Phase 1 – Options appraisal
The review of fire service governance in Norfolk was carried out during the 2016-2021 term of former PCC Lorne Green. In November 2018, the decision was taken not to submit a final business case to the Secretary of State for a change in fire service governance for the county. Full details of the review, decisions and outcomes are provided on these pages for information.
In carrying out the Fire Governance Review options appraisal and developing an outline business case, Grant Thornton was engaged to provide an independent review of the following options supported under the Policing and Crime Act 2017:
Continue with the Fire and Rescue Authority as part of Norfolk County Council and continue with collaboration where appropriate.
Continue with the Fire and Rescue Authority as part of the County Council but give the Police and Crime Commissioner (PCC) a position on the Fire and Rescue Authority, which is embodied by a council committee.
Move Norfolk Fire and Rescue Service under the governance of the PCC (the PCC becomes the Fire Authority).

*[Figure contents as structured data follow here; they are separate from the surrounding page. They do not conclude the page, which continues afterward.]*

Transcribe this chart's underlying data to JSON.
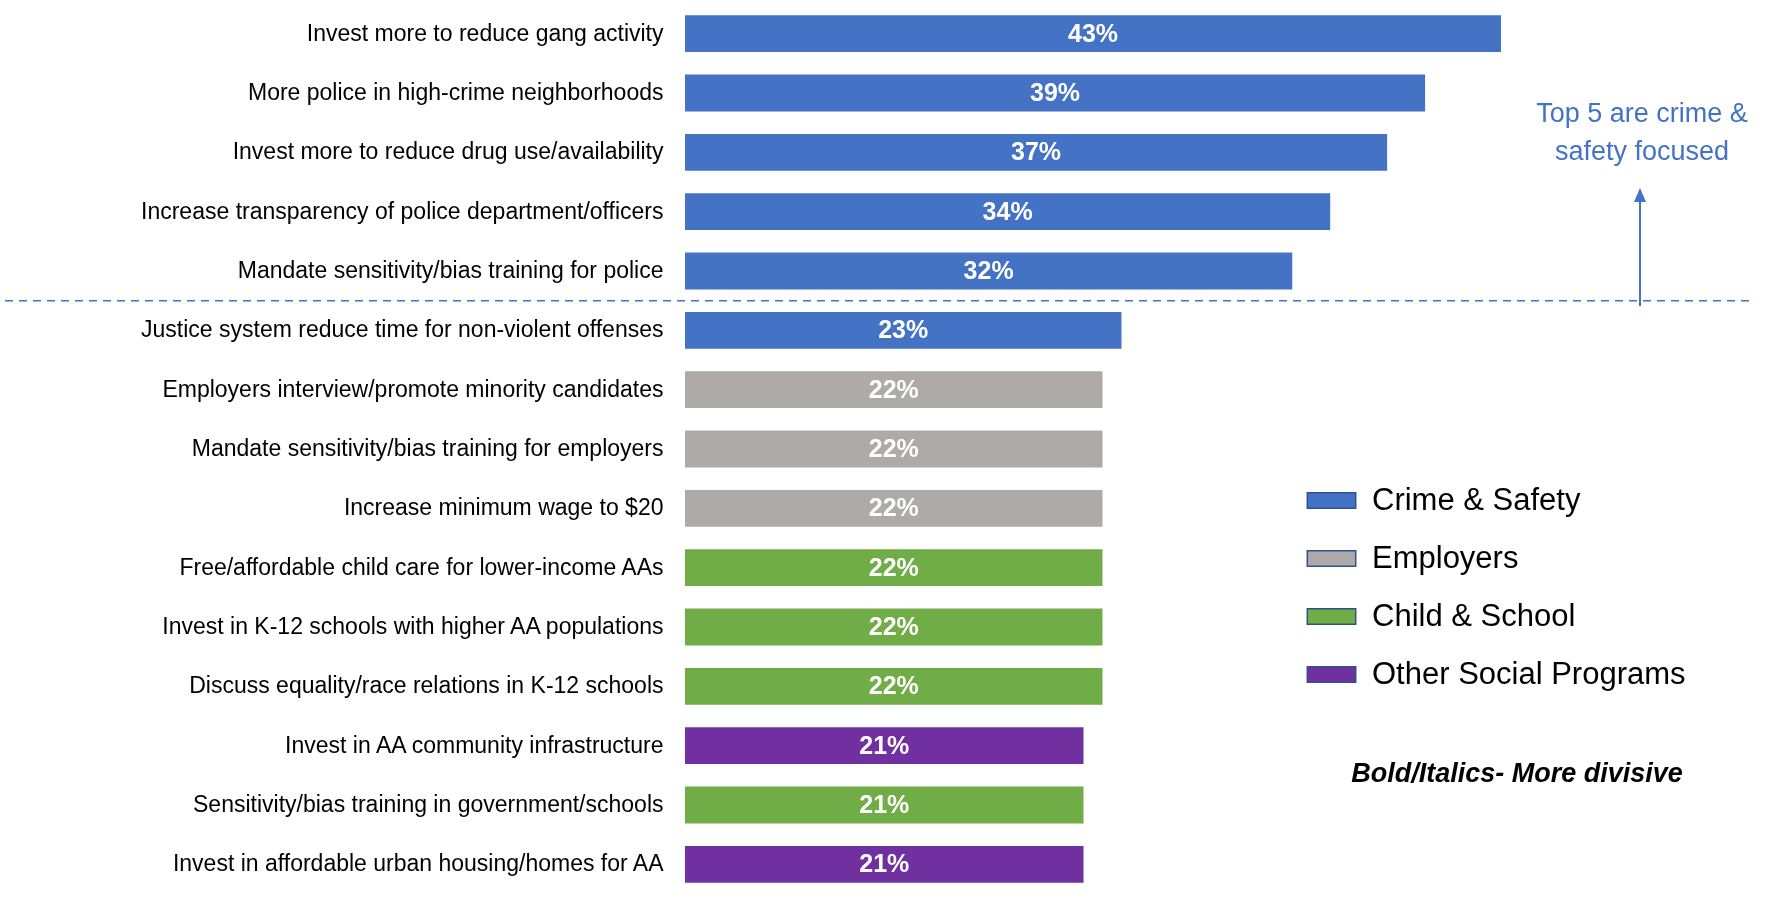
{
  "chart_data": {
    "type": "bar",
    "orientation": "horizontal",
    "categories": [
      "Invest more to reduce gang activity",
      "More police in high-crime neighborhoods",
      "Invest more to reduce drug use/availability",
      "Increase transparency of police department/officers",
      "Mandate sensitivity/bias training for police",
      "Justice system reduce time for non-violent offenses",
      "Employers interview/promote minority candidates",
      "Mandate sensitivity/bias training for employers",
      "Increase minimum wage to $20",
      "Free/affordable child care for lower-income AAs",
      "Invest in K-12 schools with higher AA populations",
      "Discuss equality/race relations in K-12 schools",
      "Invest in AA community infrastructure",
      "Sensitivity/bias training in government/schools",
      "Invest in affordable urban housing/homes for AA"
    ],
    "series": [
      {
        "name": "Crime & Safety",
        "color": "#4472c4",
        "values": [
          43,
          39,
          37,
          34,
          32,
          23,
          null,
          null,
          null,
          null,
          null,
          null,
          null,
          null,
          null
        ],
        "value_labels": [
          "43%",
          "39%",
          "37%",
          "34%",
          "32%",
          "23%",
          null,
          null,
          null,
          null,
          null,
          null,
          null,
          null,
          null
        ]
      },
      {
        "name": "Employers",
        "color": "#aeaaaa",
        "values": [
          null,
          null,
          null,
          null,
          null,
          null,
          22,
          22,
          22,
          null,
          null,
          null,
          null,
          null,
          null
        ],
        "value_labels": [
          null,
          null,
          null,
          null,
          null,
          null,
          "22%",
          "22%",
          "22%",
          null,
          null,
          null,
          null,
          null,
          null
        ]
      },
      {
        "name": "Child & School",
        "color": "#70ad47",
        "values": [
          null,
          null,
          null,
          null,
          null,
          null,
          null,
          null,
          null,
          22,
          22,
          22,
          null,
          21,
          null
        ],
        "value_labels": [
          null,
          null,
          null,
          null,
          null,
          null,
          null,
          null,
          null,
          "22%",
          "22%",
          "22%",
          null,
          "21%",
          null
        ]
      },
      {
        "name": "Other Social Programs",
        "color": "#7030a0",
        "values": [
          null,
          null,
          null,
          null,
          null,
          null,
          null,
          null,
          null,
          null,
          null,
          null,
          21,
          null,
          21
        ],
        "value_labels": [
          null,
          null,
          null,
          null,
          null,
          null,
          null,
          null,
          null,
          null,
          null,
          null,
          "21%",
          null,
          "21%"
        ]
      }
    ],
    "tick_labels": "y",
    "legend": "right",
    "ref_lines": [
      {
        "axis": "y",
        "value": "Justice system reduce time for non-violent offenses",
        "color": "#4472c4",
        "line_style": "dashed"
      }
    ],
    "annotations": [
      "Top 5 are crime & safety focused",
      "Bold/Italics- More divisive"
    ]
  }
}
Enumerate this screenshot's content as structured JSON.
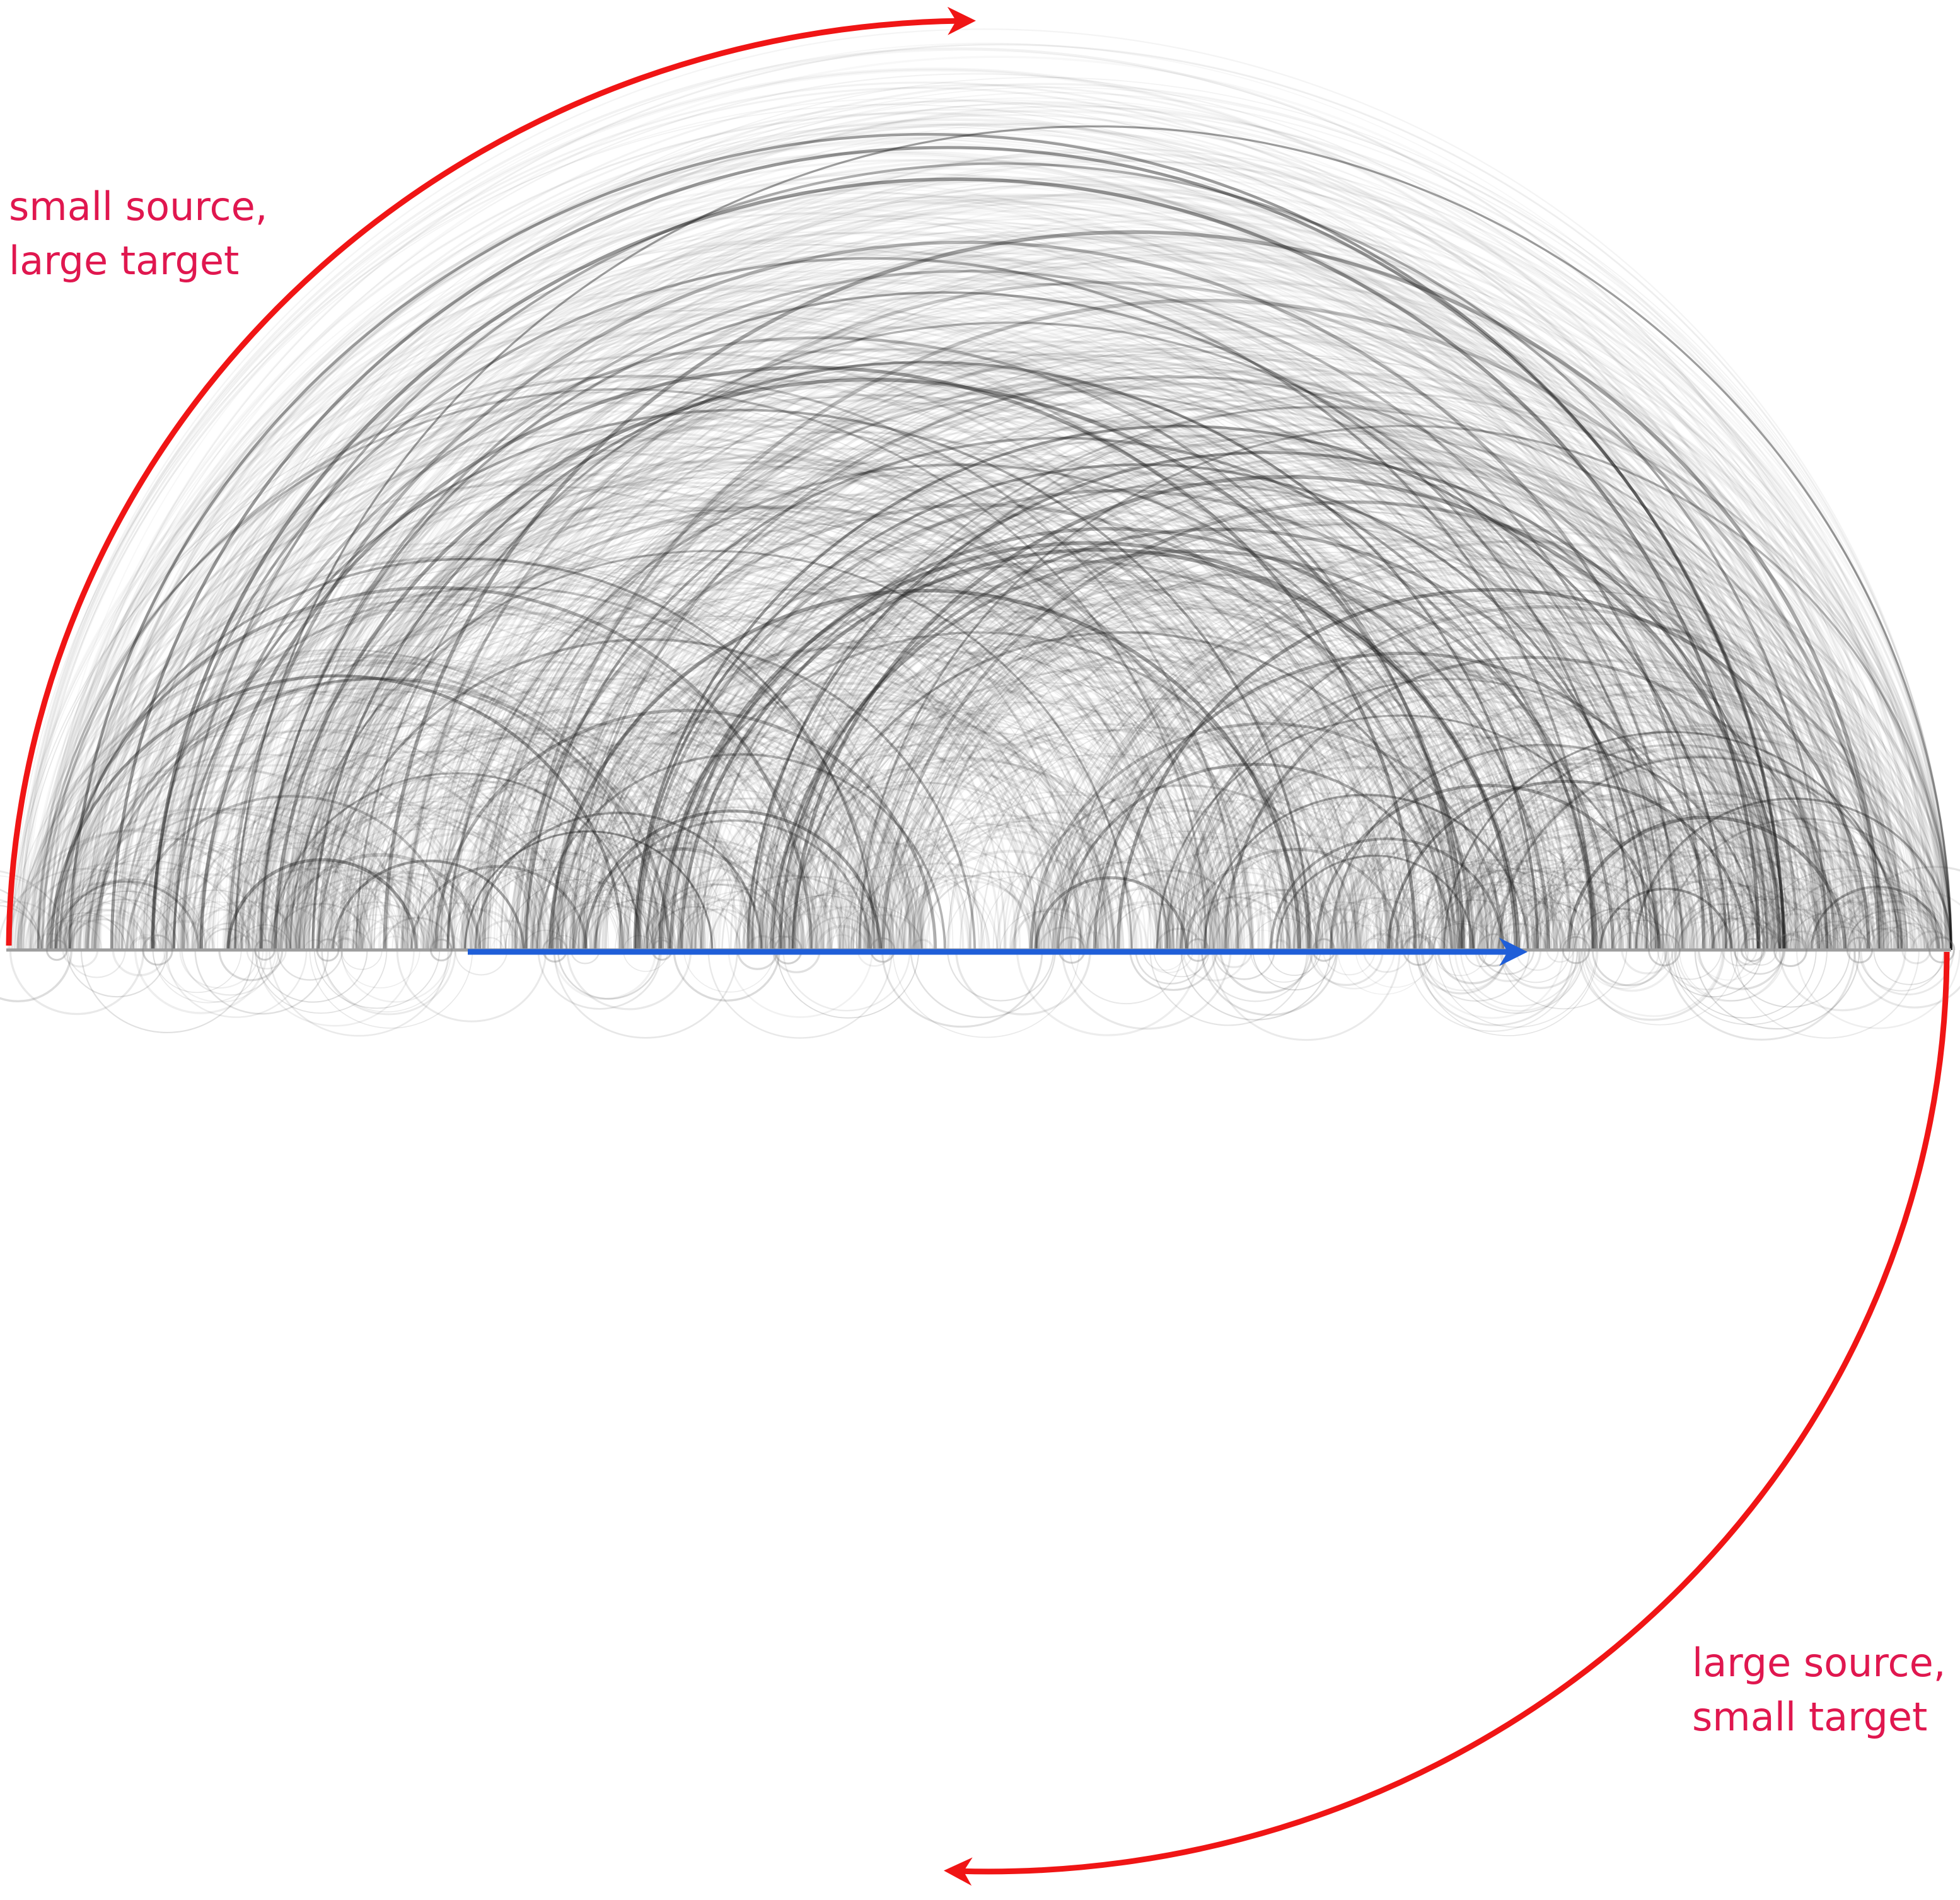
{
  "annotations": {
    "top_left": {
      "line1": "small source,",
      "line2": "large target"
    },
    "bottom_right": {
      "line1": "large source,",
      "line2": "small target"
    }
  },
  "colors": {
    "annotation_text": "#e0174f",
    "red_arrow": "#f01515",
    "blue_arrow": "#1f5ed8",
    "edges": "#1a1a1a",
    "axis": "#9e9e9e"
  }
}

Move Norfolk Fire and Rescue Service under the governance of the PCC and create a single organisation that includes both police and fire under the command and control of a new Emergency Services Chief Officer.
The options appraisal and outline business case produced by Grant Thornton and presented to PCC Lorne Green in January 2018 set out information gathered through stakeholder feedback and document review.
Based on that information, an initial assessment of each option had been carried out and a preferred option – Option 3 – was identified.
Option 3 would see Norfolk Fire and Rescue Service move under the governance of the PCC, with the PCC taking on legal and overarching responsibility for the provision of that fire service. Under this option, the individual fire and police services would retain their operational independence, their budgets, their Chief Fire Officer or Chief Constable, and their own staff.
On the basis of the information in the options appraisal and outline business case, and taking into consideration feedback from stakeholders and interested parties, PCC Lorne Green took the decision in February 2018 to progress to Phase 2 of the project – development of a full business case exploring the potential benefits of a change of fire governance.